If probability, not design, is the loom on which the universe’s fabric is stretched, that creed’s canon proclaims, why should there be only a single, unremarkable planet in a single, unremarkable solar system in a single, unremarkable galaxy where there is life?
The high priests of Scientism even believe in miracles, as in their contention that life on Earth arose by chance from inanimate matter, something that, of course, has never been accomplished despite valiant efforts, in the lab. And that the astounding diversity of life emerged randomly. And so, the creed reasons, why shouldn’t countless other worlds have done any less?

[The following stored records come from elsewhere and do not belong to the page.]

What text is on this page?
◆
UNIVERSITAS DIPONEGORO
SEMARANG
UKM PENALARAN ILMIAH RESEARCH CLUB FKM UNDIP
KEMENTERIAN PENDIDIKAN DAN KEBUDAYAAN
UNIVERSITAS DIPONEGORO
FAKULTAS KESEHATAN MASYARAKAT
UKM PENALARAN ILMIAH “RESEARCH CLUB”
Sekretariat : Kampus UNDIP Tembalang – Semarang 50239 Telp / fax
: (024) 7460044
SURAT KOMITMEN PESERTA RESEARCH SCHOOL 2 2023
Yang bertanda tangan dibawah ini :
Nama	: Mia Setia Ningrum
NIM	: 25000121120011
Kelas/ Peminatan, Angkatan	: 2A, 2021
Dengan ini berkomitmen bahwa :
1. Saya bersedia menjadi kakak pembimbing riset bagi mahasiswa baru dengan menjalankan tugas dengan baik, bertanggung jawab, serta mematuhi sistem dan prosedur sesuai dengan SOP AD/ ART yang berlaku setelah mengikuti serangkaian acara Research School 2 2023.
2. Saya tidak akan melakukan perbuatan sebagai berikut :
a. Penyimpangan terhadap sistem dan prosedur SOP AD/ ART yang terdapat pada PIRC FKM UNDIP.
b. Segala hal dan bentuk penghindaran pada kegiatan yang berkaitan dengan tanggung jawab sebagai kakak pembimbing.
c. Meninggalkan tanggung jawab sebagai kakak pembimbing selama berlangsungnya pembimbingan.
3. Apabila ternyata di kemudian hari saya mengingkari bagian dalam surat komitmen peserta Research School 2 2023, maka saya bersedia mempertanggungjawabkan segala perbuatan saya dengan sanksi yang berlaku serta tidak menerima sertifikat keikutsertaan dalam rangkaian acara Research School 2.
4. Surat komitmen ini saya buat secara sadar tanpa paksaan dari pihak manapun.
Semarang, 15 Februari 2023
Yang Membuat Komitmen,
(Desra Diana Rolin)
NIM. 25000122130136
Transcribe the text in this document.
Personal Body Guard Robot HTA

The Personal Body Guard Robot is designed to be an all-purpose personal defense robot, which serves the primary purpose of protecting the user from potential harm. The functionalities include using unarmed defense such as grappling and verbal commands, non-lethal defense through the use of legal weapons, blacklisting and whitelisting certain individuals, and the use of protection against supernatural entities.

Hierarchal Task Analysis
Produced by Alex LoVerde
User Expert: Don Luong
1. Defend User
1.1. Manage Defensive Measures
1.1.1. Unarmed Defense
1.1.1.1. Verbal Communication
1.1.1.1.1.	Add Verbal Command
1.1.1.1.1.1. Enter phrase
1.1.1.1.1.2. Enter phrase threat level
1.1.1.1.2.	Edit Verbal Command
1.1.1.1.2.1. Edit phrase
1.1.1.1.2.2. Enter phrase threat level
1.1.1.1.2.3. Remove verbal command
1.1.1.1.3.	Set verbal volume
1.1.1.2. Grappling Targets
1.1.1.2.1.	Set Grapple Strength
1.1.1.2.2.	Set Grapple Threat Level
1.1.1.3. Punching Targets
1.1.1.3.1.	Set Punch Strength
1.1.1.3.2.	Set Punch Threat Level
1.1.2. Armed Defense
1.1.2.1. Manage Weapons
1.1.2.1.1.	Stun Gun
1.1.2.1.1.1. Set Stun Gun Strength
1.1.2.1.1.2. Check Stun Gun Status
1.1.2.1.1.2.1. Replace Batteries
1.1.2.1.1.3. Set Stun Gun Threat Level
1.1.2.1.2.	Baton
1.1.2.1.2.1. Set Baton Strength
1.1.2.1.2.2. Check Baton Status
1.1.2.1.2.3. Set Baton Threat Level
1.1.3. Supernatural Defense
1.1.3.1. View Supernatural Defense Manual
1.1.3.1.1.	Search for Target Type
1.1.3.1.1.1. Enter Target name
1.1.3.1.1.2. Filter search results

We, of course, know that Creation, including life, was an act of Divine will, not the yield of randomness. To be sure, were life to be discovered on some other planet, it wouldn’t challenge us any more than the fact that life was discovered here on earth in hot springs and deep-sea vents, long assumed to be devoid of living creatures.
But intelligent life elsewhere in the cosmos? Unlikely. One thing is certain: all efforts to detect it have come up empty.
The Torah (Devarim, 17:3) speaks of a false prophet who will “prostrate himself… to the sun or the moon or to any host of heaven, which I have not commanded.” Rashi explains that last phrase as meaning “which I have not commanded you to worship.”
Reb Levi Yitzchok of Berditchev had a profound interpretation of that Rashi.
The reason one may not bow down to a heavenly body, he explained, is because they have not “been commanded” – they lack the free will necessary to accept or reject a Divine commandment. One may, however, bow down in respect to a human being – because humans are singular, sublime creatures, beings who have been commanded, who uniquely possess the free will to accept and execute Hashem’s will.
So far, at least, such choosing beings are only known here on Earth. Might there be intelligent extraterrestrials who have received their own Divine commandments?
I imagine some may “hear” such a possibility.
Personally, though, I think the silence out there speaks much more loudly.